When people think of the 1920s, they often think of the images they have seen of what looks like a damned good party: flappers, cocktails (in spite of Prohibition), the new Hollywood glamor, the ballooning stock market, the Charleston. But the 1920s was an era fraught with domestic strife. The new Ku Klux Klan (not the original post-Civil War KKK, but the newly awakened post World War I variety) reached its zenith in 1924 when millions of Americans claimed membership. This was the same year the federal government essentially closed Ellis Island to immigration. These events are not unrelated.
As I write here, the KKK sought to defend white Protestant America against perceived “un-American” threats, ranging from “undesirable” immigrants (Catholics and Jews) to Communism. The values and beliefs that millions of Americans possessed in the 1920s included a fear of internal subversion, a sense of Protestant righteousness, and a belief in individualism and God. The last of these underlay both a bias against secular reform as well as an opposition to progressive thinking. An example is the Red Scare of 1919-1920, which established critical precedence for anti-Communism in the United States, particularly among the political right, as a theme that would last seven decades and even become institutionalized in the American government. From the time the first Brits landed here, many Americans have believed that Catholicism was incompatible with democracy, that Catholics owed allegiance to a foreign sovereign. In 1928, some even believed the Pope sought to control Washington through Al Smith.

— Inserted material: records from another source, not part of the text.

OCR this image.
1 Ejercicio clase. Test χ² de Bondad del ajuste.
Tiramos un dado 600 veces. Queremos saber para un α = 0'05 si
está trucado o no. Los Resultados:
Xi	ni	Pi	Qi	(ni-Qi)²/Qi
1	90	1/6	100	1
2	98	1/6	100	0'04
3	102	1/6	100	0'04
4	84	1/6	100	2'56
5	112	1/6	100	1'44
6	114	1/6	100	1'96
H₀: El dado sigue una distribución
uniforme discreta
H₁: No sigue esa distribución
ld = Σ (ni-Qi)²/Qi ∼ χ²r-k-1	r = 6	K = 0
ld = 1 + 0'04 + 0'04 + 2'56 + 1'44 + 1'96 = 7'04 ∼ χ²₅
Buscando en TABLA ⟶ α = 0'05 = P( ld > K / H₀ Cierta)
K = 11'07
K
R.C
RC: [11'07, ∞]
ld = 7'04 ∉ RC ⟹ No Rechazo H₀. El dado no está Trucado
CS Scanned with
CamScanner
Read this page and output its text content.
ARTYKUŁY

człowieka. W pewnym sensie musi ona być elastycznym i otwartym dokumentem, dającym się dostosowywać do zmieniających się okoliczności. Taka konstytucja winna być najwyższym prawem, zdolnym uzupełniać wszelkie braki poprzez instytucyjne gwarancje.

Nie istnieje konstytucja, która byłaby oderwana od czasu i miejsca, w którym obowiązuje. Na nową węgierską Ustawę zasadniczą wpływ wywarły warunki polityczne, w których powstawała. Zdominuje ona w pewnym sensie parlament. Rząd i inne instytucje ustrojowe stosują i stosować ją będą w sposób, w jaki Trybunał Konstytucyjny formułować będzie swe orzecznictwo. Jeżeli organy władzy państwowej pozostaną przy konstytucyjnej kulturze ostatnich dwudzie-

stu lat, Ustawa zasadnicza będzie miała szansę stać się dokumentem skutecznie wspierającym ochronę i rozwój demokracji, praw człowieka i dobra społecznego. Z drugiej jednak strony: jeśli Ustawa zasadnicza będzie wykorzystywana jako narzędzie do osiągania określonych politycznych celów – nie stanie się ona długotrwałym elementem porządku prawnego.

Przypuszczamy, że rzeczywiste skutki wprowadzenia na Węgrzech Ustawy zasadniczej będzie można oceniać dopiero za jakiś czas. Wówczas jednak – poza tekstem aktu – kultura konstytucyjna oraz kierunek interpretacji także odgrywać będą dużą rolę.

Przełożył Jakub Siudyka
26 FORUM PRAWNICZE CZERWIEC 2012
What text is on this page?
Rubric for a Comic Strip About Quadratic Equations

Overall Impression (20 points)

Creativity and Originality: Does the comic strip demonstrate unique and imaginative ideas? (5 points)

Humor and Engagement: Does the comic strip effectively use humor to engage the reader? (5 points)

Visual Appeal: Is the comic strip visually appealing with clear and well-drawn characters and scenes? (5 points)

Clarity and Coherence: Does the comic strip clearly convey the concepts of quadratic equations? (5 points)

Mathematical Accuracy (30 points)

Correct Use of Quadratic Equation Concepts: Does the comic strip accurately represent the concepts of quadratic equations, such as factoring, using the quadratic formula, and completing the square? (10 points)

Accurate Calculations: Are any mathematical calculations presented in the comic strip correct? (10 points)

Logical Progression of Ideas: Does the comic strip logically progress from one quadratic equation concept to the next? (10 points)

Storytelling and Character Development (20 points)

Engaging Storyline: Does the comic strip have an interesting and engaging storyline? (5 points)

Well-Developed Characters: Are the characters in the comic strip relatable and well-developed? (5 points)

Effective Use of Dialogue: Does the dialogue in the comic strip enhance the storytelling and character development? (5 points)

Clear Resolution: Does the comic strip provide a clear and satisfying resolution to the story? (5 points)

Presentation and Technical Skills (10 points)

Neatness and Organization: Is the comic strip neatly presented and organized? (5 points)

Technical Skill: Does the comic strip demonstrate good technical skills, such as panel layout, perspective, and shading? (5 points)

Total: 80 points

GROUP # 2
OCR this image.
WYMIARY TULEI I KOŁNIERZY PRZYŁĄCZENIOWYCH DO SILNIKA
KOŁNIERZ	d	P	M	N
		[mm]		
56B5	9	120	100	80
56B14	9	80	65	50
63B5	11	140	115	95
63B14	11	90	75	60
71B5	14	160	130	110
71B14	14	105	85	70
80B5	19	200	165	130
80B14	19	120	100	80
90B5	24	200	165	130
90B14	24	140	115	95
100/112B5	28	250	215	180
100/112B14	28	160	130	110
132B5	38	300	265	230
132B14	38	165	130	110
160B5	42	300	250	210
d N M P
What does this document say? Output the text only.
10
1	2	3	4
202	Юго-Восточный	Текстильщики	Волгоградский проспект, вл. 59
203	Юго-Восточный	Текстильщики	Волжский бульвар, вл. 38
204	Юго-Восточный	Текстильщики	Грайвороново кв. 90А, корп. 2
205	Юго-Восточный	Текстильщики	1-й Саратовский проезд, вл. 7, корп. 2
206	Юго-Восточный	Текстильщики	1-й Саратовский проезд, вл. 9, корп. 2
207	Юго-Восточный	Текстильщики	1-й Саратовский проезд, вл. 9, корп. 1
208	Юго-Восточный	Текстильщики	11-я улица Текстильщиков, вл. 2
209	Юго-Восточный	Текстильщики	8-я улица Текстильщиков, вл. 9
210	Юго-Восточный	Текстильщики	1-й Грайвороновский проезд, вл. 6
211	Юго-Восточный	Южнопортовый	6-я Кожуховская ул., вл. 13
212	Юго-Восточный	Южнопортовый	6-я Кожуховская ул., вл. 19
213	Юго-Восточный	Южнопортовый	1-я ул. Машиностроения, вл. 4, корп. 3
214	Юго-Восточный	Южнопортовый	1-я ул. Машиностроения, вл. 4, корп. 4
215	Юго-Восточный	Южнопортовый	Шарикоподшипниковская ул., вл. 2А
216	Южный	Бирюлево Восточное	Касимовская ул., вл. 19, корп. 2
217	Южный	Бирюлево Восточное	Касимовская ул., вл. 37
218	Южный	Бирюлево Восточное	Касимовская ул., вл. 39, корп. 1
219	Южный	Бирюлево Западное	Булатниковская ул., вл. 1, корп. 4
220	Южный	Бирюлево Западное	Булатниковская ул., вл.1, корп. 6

Although as recently as 2006, a Gallup Poll declared that 30 percent of Americans have an unfavorable view of Catholics, Rick Santorum’s great appeal to evangelical Christians in this country displays an historic alignment that began over the issue of anti-Communism during the Cold War, and has continued to grow during the culture wars of the past forty-odd years, in particular over the issue of abortion.
This alignment should be reason to celebrate as it seems to show an open-mindedness that would have been historically impossible among white Anglo-Saxon Protestants towards the Catholics they did so much to exclude in this country. How ironic, then, that the man they voted for yesterday should prove to be so reactionary himself.